A month later, the third letter arrived. Tony said they had arrived in /Vietnam/; he complained about the heat and the humidity. He wasn't allowed to give out much information, but he was able to tell her that he wasn't in the close combat. Yet. His final words of the letter were, "Peggy Sue, I want to let you know, if I don't make it back home, that I think I've fallen in love with you. Love, Tony"
Peggy Sue collapsed on her bed, only to shaken awake by her mother announcing that the family was leaving for the football game in a few minutes. She nodded her head, and changed into her uniform; she was a piccolo player in the marching band, although she hated it.

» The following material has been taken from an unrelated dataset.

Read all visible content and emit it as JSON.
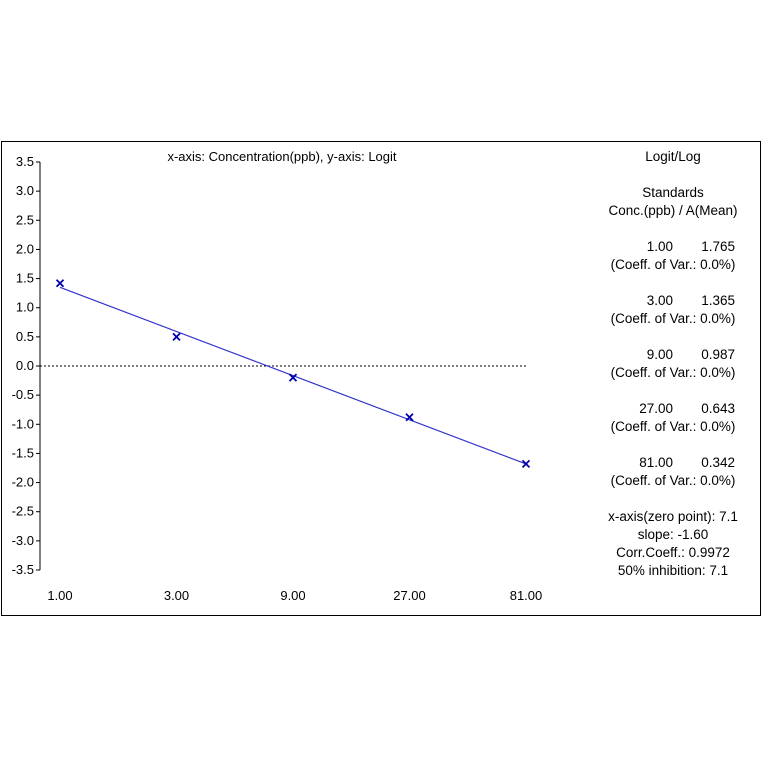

Coach Stanley stood in front of the makeshift podium, a microphone, saying the Lord's Prayer, and the crowd added their 'Amen'. After the national anthem was sung, he began to speak again, "/Folks would you bow your heads, for a list of local Vietnam dead…/" he started. And although only one name was said, it was enough to have the piccolo player break down into tears.
"Just remember, Peggy Sue, I'll be with you forever; in your heart, if not by your side. I love you."
Peggy Sue could have sworn he was by her side, whispering those words in her ear, but when she turned, no one was there.
"Tony, I swear, I'll never gonna hold the hand of another guy. I love you, and only you."